Human-AI Cooperation to Improve Tutoring in the United States

Researchers:
Dora Demszky
ana ribeiro
Carly Robinson
Rose E. Wang
Fieldwork by:
Location:
Southern School District
Sample:
783 tutors and 1,013 K-12 students from Title I schools
Timeline:
Target group:
  • Primary schools
  • Secondary schools
  • Students
  • Teachers
  • Youth
Outcome of interest:
  • Dropout and graduation
  • Student learning
  • Technology adoption
Intervention type:
  • Coaching and mentoring
  • Digital and mobile
  • Computer-assisted learning
  • Online learning
  • Pedagogical innovation
  • Student motivation
Partners:

Human-computer collaborations could be a powerful way to make use of the strengths of both humans and technology to improve education. In collaboration with FEV Tutor, researchers conducted a randomized evaluation to study whether Tutor CoPilot, an AI language model tool, could enhance tutoring quality and improve student learning outcomes in math. Researchers found that tutor access to Tutor CoPilot improved student learning outcomes measured by student’s mastery of topics and that it was especially beneficial for students with lower-rated or less-experienced tutors.

الموضوع الأساسي

Effective teaching requires diverse skills and experience, as students learn best from educators who can draw on their experience and knowledge of curricula, understand individual needs and can adapt instruction accordingly. However, training new teachers takes time and resources, and traditional training programs often do not match practical requirements. As a result, many new educators lack expert guidance and are left to learning on the job. High-quality teaching is especially important in tutoring, which is one of the most effective ways to improve student outcomes and close educational gaps. Tutoring plays a particularly important role in math, a subject that is difficult to teach yet strongly tied to college completion and future income. 
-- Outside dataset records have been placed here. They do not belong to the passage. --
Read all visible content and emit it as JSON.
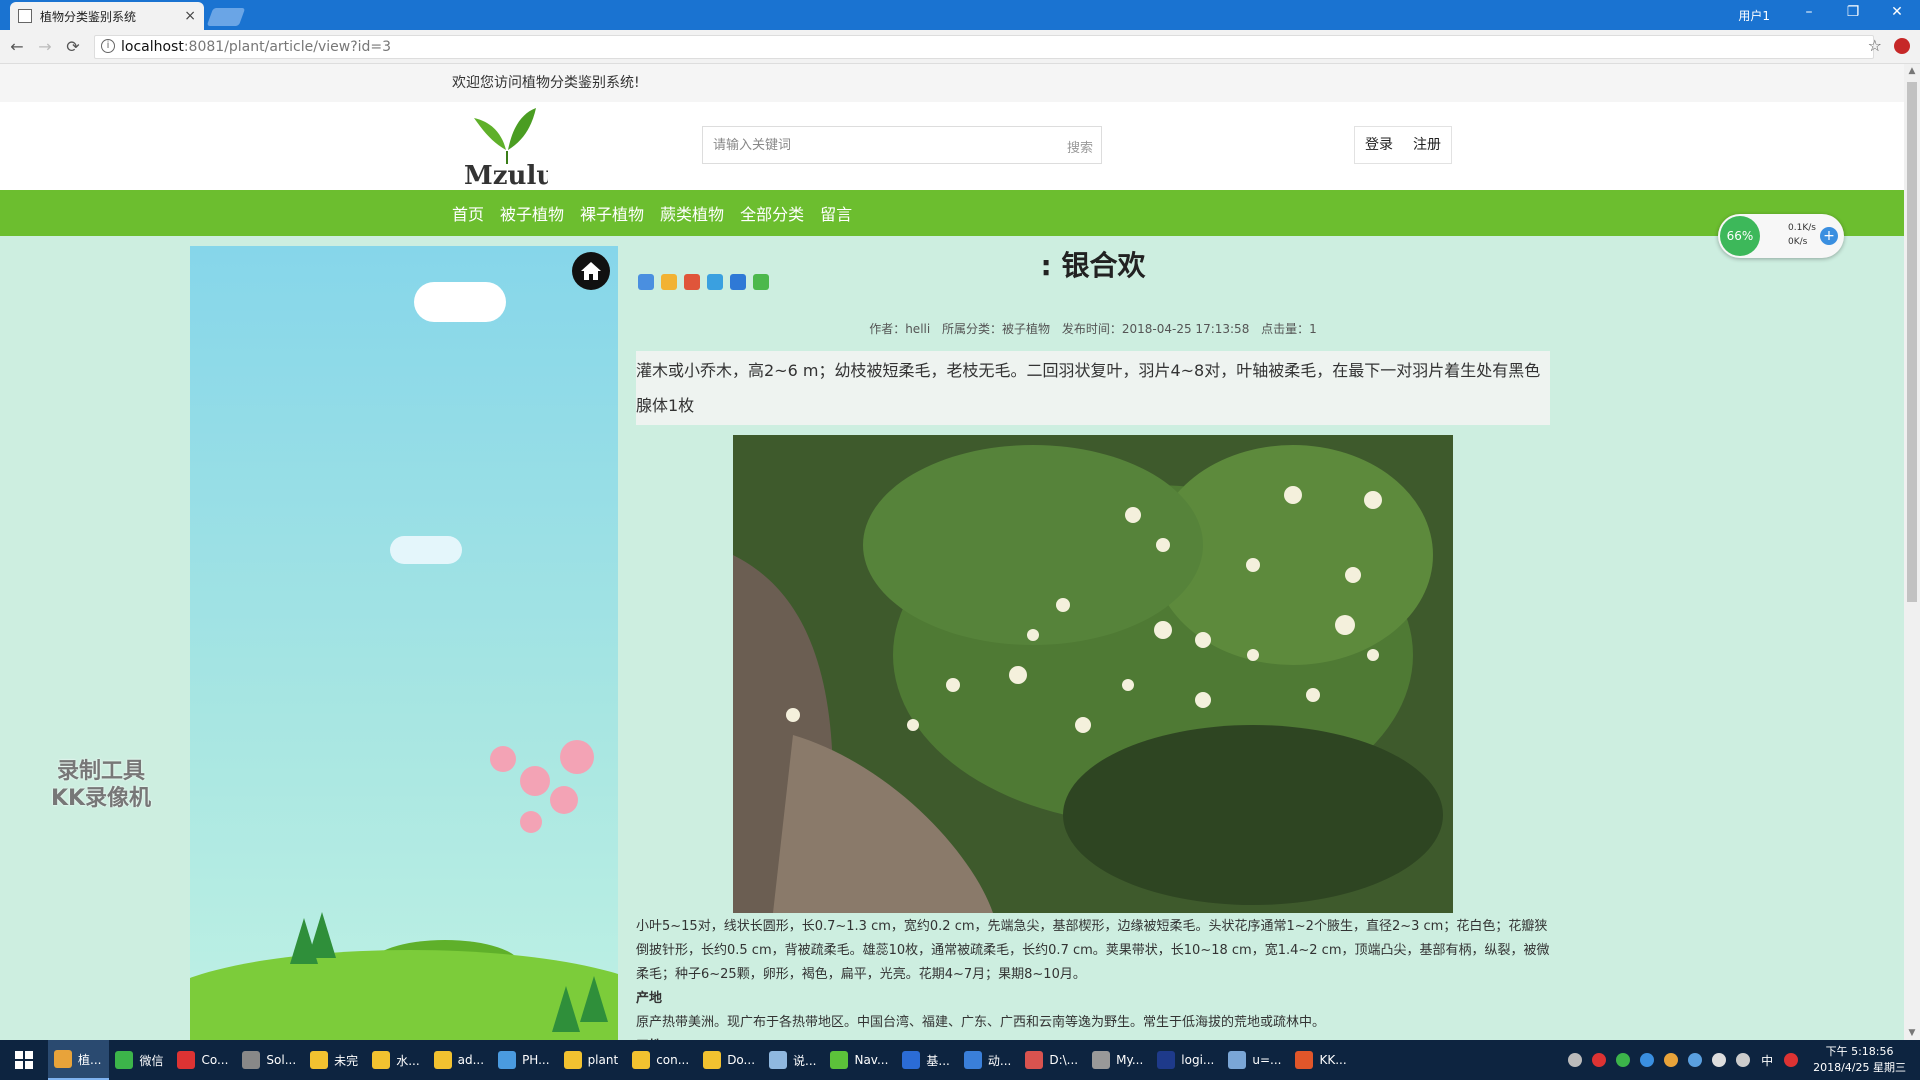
{
  "browser": {
    "tab_title": "植物分类鉴别系统",
    "tab_close": "×",
    "user_label": "用户1",
    "url_host": "localhost",
    "url_path": ":8081/plant/article/view?id=3",
    "back": "←",
    "forward": "→",
    "reload": "⟳",
    "info": "i",
    "star": "☆",
    "minimize": "–",
    "restore": "❐",
    "close": "✕"
  },
  "site": {
    "welcome": "欢迎您访问植物分类鉴别系统!",
    "search_placeholder": "请输入关键词",
    "search_button": "搜索",
    "login": "登录",
    "register": "注册",
    "nav": [
      "首页",
      "被子植物",
      "裸子植物",
      "蕨类植物",
      "全部分类",
      "留言"
    ]
  },
  "article": {
    "title": ": 银合欢",
    "author": "作者：helli",
    "category": "所属分类：被子植物",
    "date": "发布时间：2018-04-25 17:13:58",
    "clicks": "点击量：1",
    "summary": "灌木或小乔木，高2~6 m；幼枝被短柔毛，老枝无毛。二回羽状复叶，羽片4~8对，叶轴被柔毛，在最下一对羽片着生处有黑色腺体1枚",
    "desc": "小叶5~15对，线状长圆形，长0.7~1.3 cm，宽约0.2 cm，先端急尖，基部楔形，边缘被短柔毛。头状花序通常1~2个腋生，直径2~3 cm；花白色；花瓣狭倒披针形，长约0.5 cm，背被疏柔毛。雄蕊10枚，通常被疏柔毛，长约0.7 cm。荚果带状，长10~18 cm，宽1.4~2 cm，顶端凸尖，基部有柄，纵裂，被微柔毛；种子6~25颗，卵形，褐色，扁平，光亮。花期4~7月；果期8~10月。",
    "origin_heading": "产地",
    "origin_text": "原产热带美洲。现广布于各热带地区。中国台湾、福建、广东、广西和云南等逸为野生。常生于低海拔的荒地或疏林中。",
    "habit_heading": "习性"
  },
  "watermark": [
    "录制工具",
    "KK录像机"
  ],
  "speed_widget": {
    "percent": "66%",
    "up": "0.1K/s",
    "down": "0K/s",
    "plus": "+"
  },
  "taskbar": {
    "items": [
      "植...",
      "微信",
      "Co...",
      "Sol...",
      "未完",
      "水...",
      "ad...",
      "PH...",
      "plant",
      "con...",
      "Do...",
      "说...",
      "Nav...",
      "基...",
      "动...",
      "D:\\...",
      "My...",
      "logi...",
      "u=...",
      "KK..."
    ],
    "ime": "中",
    "time": "下午 5:18:56",
    "date": "2018/4/25 星期三"
  },
  "colors": {
    "nav_green": "#6cbe2f",
    "page_bg": "#cdeee0",
    "titlebar": "#1a73d1"
  }
}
Human-computer collaborations could be a powerful way to make use of the strengths of both humans and technology to improve education. Generative AI, particularly language models, could support new educators with their teaching. However, standard language models have limitations, since they often lack context, give direct answers instead of encouraging critical thinking, and overall have not yet shown clear improvements in learning outcomes. Can tailored language models trained with think-aloud data by experienced educators be designed to support new tutors, enhance tutoring quality, and improve student learning outcomes? 

سياق التقييم

The evaluation took place in a large Southern school district in the United States. The district served over 30,000 students, with the majority from economically disadvantaged and minority backgrounds. Under state policy, students who performed below grade level on the previous spring’s state test were eligible for tutoring and inclusion in the study. The study was conducted across grades 3–6 and of those students eligible, eighty percent identified as Hispanic, and two-thirds were considered economically disadvantaged. The study focused on nine schools which received federal funding to support students from low-income families and 1,013 students were identified as eligible for sponsored math tutoring and attended at least one tutoring session after the launch of Tutor CoPilot. The tutoring took place through an in-school, virtual program focused on mathematics. 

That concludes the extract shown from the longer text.